Paris für einen Tag, eine kurzfristige Einladung von Robert Wyatt, der dort eine Vokalaufnahme machte für ein neues Album des Cellisten Vincent Segal. Ich fuhr direkt vom Gare de l’Est zum Tonstudio im jüdischen Viertel. Die Begrüssung war herzlich. Das erste grosse Interview machte ich mit Robert 1991 in einem Londoner Hotel, der Anlass war DONDESTAN. Das zweite Interview fand 1997 in einer relativ ruhigen Ecke der Queen Elizabeth Hall statt, der Anlass war SHLEEP. Das dritte Interview war vom Ambiente her kaum zu übertreffen: Robert, seine Frau Alfie und ich sassen auf der Bühne im holzvertäfelten Purcell Room (in dem sonst gerne Kammerkonzerte aufgeführt werden) und sprachen über CUCKOOLAND. Am heissesten Sommertag des Jahres 2003, abgeschieden von aller Welt, das Publikum bestand aus einem Mann vom Security Service. Jahre später sprachen wir dann am Telefon über sein Album COMIC OPERA. (In aller Bescheidenheit weise ich darauf hin, dass es ein Fehler sein könnte, solche Melancolica ungehört an sich vorüberziehen zu lassen.)
Jetzt also Paris. Die Arbeit am Stück war fertig, es fehlte nur noch die Abmischung. „Chez Janou“ heisst der Song, besser, das Chanson, und schon beim Hören der rohen Fassung schmolz ich dahin: Robert Wyatt singt den französischen Text mit einer Anmut ohnegleichen, mit punktgenauer Zerbrechlichkeit. Die schmeichelnde Melodie stammt allerdings vom Cellisten, der offensichtlich die Robert Wyatt’sche Liederwelt gut kennt. Nur Gesang, Segals Cello in zwei Spuren übereinander geschichtet, und im Mittelteil ein paar asketische Farbtupfer von Roberts Trompete – keine Keyboards, keine Perkussion. Der Song erzählt vom Verschwinden des Zeitgefühls, wenn man sich eine Weile in diesem alten Bistro, das „Chez Janou“ heisst, einfindet. Die Hauptperson des Liedes beschreibt, wie die Uhren langsamer gehen, sich rückwärts drehen, kurz gesagt: jemand richtet sich in einem geträumten Stillstand der Zeit ein. Robert kennt sich damit aus, einem schwankenden Zeitempfinden nachzuspüren. Unvergessen sein Lied, in dem er den verschwundenen Jazzclubs von Paris nachspürt. Leider wird das Werk mit Roberts Gastauftritt erst 2014 erscheinen. Wer Vincent Segals Spiel näher kennenlernen möchte, sei auf die Duo-Arbeit CHAMBER MUSIC (mit Ballake Sissoko) hingewiesen, und auf Segals Mitte August erscheinendes Soloalbum T-BONE GUARNERIUS).

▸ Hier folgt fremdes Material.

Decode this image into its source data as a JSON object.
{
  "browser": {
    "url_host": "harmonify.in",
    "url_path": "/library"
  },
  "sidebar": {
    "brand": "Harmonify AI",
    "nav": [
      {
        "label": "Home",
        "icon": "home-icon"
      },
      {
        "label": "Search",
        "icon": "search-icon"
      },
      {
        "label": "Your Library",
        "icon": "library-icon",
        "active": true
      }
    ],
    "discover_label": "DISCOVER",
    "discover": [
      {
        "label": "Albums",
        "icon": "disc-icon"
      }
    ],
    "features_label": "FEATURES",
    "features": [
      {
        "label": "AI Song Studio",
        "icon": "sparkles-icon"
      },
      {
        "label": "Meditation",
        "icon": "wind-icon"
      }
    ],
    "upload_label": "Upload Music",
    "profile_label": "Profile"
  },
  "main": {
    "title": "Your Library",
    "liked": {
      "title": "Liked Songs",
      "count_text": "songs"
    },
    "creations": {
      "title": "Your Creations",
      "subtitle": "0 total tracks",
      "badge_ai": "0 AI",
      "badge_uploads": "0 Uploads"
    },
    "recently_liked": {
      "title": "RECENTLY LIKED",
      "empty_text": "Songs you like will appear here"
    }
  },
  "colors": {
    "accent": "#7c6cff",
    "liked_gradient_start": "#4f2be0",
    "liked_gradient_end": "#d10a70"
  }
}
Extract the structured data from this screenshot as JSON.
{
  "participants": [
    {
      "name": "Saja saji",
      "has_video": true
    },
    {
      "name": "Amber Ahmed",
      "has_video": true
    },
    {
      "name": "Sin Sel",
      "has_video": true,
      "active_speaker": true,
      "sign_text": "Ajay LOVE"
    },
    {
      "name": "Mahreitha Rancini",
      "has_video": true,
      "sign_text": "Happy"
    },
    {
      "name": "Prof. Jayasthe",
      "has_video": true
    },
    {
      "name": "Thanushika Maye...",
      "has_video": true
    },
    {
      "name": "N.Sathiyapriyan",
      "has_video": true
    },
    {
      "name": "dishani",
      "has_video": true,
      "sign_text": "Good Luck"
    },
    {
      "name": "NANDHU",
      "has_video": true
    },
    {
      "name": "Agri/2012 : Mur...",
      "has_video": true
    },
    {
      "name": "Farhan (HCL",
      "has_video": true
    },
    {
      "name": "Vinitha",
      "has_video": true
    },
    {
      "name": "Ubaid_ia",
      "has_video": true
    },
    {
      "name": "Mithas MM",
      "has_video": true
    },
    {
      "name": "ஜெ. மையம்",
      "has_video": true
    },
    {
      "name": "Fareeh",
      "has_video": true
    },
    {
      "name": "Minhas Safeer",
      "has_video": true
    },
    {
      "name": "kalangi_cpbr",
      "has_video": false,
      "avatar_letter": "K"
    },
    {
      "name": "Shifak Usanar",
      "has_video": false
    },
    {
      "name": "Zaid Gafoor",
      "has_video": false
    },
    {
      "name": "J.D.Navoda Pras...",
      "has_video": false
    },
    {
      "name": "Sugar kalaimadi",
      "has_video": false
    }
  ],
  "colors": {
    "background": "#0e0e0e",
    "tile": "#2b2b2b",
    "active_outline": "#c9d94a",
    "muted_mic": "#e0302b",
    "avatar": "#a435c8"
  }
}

Robert und Vincent fanden es eine gute Idee, nach unserem Interview ins selbige Bistro zu gehen. Es findet sich nicht weit vom Studio, in der Rue Roger Verlomme. Die nächstgelegene Metrostation ist „Chemin Vert“. Es ist wirklich ein Bistro, das einem wie ausgedacht oder geträumt vorkommt. Wir tranken erst mal einen Pastis, wofür dieser Ladem berühmt zu sein scheint, schon im Lied erklang der Name dieser Spirituose des öfteren im Refrain. Dieses Bistro hat 80 Pastis auf der Karte, unglaublich. Von den Wänden lachen uns freundlich gesonnene Filmfiguren an, der Patron geht mit einem Bonbonglas von Tisch zu Tisch. Er kennt Vincent Segal seit vielen Jahren und freut sich über die Hommage. Die Speisekarte ist im übrigen sehr südfranzösisch. Mir schmeckt das Margret de canard au romarin köstlich, ein Entenbrustfilet mit Rosmarin. Eine Mousse au chocolat wird immer wieder in einer grossen Glasschüssel vorbei gebracht, jeder kann sich nach Herzenslust bedienen. Wir reden über Gott und die Welt. Die Zeit scheint wirklich etwas langsamer zu ticken, und es tut mir in der Seele weh, auf die Uhr zu schauen, und meine Rückfahrt in Angriff nehmen zu müssen. Aber nächste Woche bin ich wieder hier, und werde die Fotos dieses lauschigen Plätzchens nachreichen.